En isolant la nouvelle de l’auteur américain de son marathon Joueurs, Mao II, Les Noms, le metteur en scène lui redonne toute sa force de frappe, portée avec intensité par Joseph Drouet.
Il est de ces artistes capables de dénicher une pépite à l’intérieur de leur propre travail, et de transformer en spectacle à part entière ce qui ne devait rester, au départ, qu’un fragment d’un ensemble plus grand. Julien Gosselin fait, sans surprise, partie de ceux-là. A l’origine, Le Marteau et la Faucille n’était qu’un segment de Joueurs, Mao II, Les Noms, cette incroyable fresque théâtrale où le metteur en scène fonçait à tombeau ouvert dans l’univers de Don DeLillo. Avec la radicalité qu’on lui connaît, l’artiste avait alors décidé de ne laisser aucun répit aux spectateurs. Au long de ce marathon de dix heures, créé en 2018 au Festival d’Avignon, chacun pouvait aller et venir comme il le souhaitait, mais le torrent dramatique, lui, ne s’arrêtait jamais. Durant l’un des deux intermèdes de 45 minutes, le comédien Joseph Drouet prenait place, seul, devant une salle clairsemée – l’essentiel du public étant parti dîner –, pour s’emparer de cette nouvelle de l’auteur américain dont la force de frappe autant que l’étrangeté font l’effet d’une déflagration.
Aujourd’hui isolé, ce fragment gagne en force ce qu’il perd en contextualisation, et s’impose pour ce qu’il est réellement : une performance à l’intérieur de la performance.

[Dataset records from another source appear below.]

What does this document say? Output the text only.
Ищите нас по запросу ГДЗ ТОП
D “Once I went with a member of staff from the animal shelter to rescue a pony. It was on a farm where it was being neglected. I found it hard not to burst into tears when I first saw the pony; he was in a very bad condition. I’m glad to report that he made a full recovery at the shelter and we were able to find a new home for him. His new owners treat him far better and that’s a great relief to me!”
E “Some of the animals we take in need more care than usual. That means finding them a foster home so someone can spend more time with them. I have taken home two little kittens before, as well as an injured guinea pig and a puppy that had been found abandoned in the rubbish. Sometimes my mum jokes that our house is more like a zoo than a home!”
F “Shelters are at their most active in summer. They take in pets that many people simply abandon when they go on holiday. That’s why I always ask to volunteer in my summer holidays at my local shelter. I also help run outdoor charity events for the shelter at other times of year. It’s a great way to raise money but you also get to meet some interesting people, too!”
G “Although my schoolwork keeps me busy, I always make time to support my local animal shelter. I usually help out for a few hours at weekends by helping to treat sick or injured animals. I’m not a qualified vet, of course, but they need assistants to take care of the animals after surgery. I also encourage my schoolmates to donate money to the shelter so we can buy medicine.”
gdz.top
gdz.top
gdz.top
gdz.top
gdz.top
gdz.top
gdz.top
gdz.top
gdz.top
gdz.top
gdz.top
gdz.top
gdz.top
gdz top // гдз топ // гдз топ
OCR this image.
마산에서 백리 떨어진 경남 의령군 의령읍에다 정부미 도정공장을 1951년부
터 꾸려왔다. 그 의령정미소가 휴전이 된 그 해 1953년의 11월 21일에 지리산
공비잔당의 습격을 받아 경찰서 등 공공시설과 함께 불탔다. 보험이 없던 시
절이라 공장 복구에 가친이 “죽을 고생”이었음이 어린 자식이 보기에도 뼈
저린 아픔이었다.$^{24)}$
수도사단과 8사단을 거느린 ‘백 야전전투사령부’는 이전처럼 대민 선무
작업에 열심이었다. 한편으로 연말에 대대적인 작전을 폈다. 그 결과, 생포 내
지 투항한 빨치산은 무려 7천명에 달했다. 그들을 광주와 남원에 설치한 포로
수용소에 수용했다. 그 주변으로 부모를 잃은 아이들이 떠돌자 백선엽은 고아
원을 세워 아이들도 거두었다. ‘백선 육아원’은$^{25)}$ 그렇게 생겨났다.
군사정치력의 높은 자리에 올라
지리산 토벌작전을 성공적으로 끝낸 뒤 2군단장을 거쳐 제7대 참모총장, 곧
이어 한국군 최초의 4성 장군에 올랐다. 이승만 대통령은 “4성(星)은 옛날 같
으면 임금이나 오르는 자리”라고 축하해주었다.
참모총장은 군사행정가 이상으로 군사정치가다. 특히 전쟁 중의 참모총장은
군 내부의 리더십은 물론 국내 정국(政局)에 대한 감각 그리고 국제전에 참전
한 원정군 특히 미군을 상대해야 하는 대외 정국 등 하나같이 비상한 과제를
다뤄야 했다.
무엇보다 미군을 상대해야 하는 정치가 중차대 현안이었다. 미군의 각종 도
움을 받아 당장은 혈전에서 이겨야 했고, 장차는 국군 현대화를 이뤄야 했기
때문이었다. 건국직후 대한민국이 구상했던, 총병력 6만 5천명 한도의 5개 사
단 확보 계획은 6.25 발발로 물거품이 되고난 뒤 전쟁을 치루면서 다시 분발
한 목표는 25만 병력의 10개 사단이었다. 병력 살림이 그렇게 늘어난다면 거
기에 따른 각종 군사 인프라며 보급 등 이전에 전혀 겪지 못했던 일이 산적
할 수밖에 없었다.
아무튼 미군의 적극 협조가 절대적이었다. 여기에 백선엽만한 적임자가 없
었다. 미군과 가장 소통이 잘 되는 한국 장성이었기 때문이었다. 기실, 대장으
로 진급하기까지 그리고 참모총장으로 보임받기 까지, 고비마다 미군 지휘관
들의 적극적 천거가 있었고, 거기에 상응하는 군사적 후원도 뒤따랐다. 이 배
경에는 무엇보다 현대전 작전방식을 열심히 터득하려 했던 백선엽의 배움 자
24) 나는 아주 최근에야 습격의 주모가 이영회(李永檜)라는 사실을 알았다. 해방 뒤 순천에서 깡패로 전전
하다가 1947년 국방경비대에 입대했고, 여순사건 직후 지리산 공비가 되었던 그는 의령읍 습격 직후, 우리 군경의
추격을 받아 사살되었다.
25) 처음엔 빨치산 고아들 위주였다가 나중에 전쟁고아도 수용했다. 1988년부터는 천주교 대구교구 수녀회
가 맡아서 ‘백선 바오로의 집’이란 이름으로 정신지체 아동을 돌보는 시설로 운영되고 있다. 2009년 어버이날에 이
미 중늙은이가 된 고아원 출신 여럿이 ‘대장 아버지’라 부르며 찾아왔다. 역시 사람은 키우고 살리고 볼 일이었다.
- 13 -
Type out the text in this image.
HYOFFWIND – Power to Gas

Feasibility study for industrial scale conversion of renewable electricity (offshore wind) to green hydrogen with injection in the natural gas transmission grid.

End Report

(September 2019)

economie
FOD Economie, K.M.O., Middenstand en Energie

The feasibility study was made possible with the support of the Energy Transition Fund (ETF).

Puissant de son autonomie, solide en solitaire, il constitue l’un des derniers textes de Don DeLillo, inspiré par la crise financière de 2007-2008. D’emblée, un homme, Jerold Bradway, se souvient : « Nous traversions la passerelle au-dessus de l’autoroute, 39 hommes en survêtement et tennis, flanqués de surveillants par-devant, par-derrière, et sur les côtés, six en tout. » Après avoir devisé sur ces voitures qui, en contrebas, s’élancent à toute vitesse vers le nord ou vers le sud, il se retrouve happé par ce qui peut s’apparenter à un rêve, une réminiscence ou une prémonition. Bientôt, le voilà qui décrit l’intérieur d’un « camp » dont on comprend vite qu’il est réservé aux cols blancs, et plus précisément aux délinquants en col blanc. Comme Sylvan Telfair, « un banquier international qui avait pratiqué la manipulation des dangereux instruments de la finance offshore », et Feliks Zuber, condamné à 720 ans de réclusion pour avoir construit « un montage d’investissements qui avait impliqué quatre pays, causé la chute de deux gouvernements et la faillite de trois multinationales », Jerold Bradway fait partie de ces détenus mis à l’écart, en marge du reste d’un monde en pleine panique économique, politique, sociale et morale.
Cette panique, Julien Gosselin la matérialise scéniquement. Avec son habituelle maestria, il transforme le plateau en chaudron, et fait très rapidement monter le monologue en pression. Ce qui, a priori, pouvait passer pour une simple confession se meut en interrogatoire musclé ou en témoignage testamentaire. Tandis que la musique hypnotique de Guillaume Bachelé et Maxence Vandevelde ne cesse de s’amplifier, les néons rouges donnent à la scène des allures de chambre noire, capable de révéler la dureté du monde autant que les turpitudes des Hommes. Face à ce raz-de-marée qui n’en finit pas d’essayer de le submerger, Joseph Drouet, constamment épié par la caméra qui capture ses moindres faits et gestes, se montre toujours plus fébrile. Au long de son récit, ses gestes d’anxiété se font de plus en plus nombreux, son visage devient de moins en moins serein, tandis que sa parole est de moins en moins audible, progressivement recouverte par le vacarme d’un monde en ébullition.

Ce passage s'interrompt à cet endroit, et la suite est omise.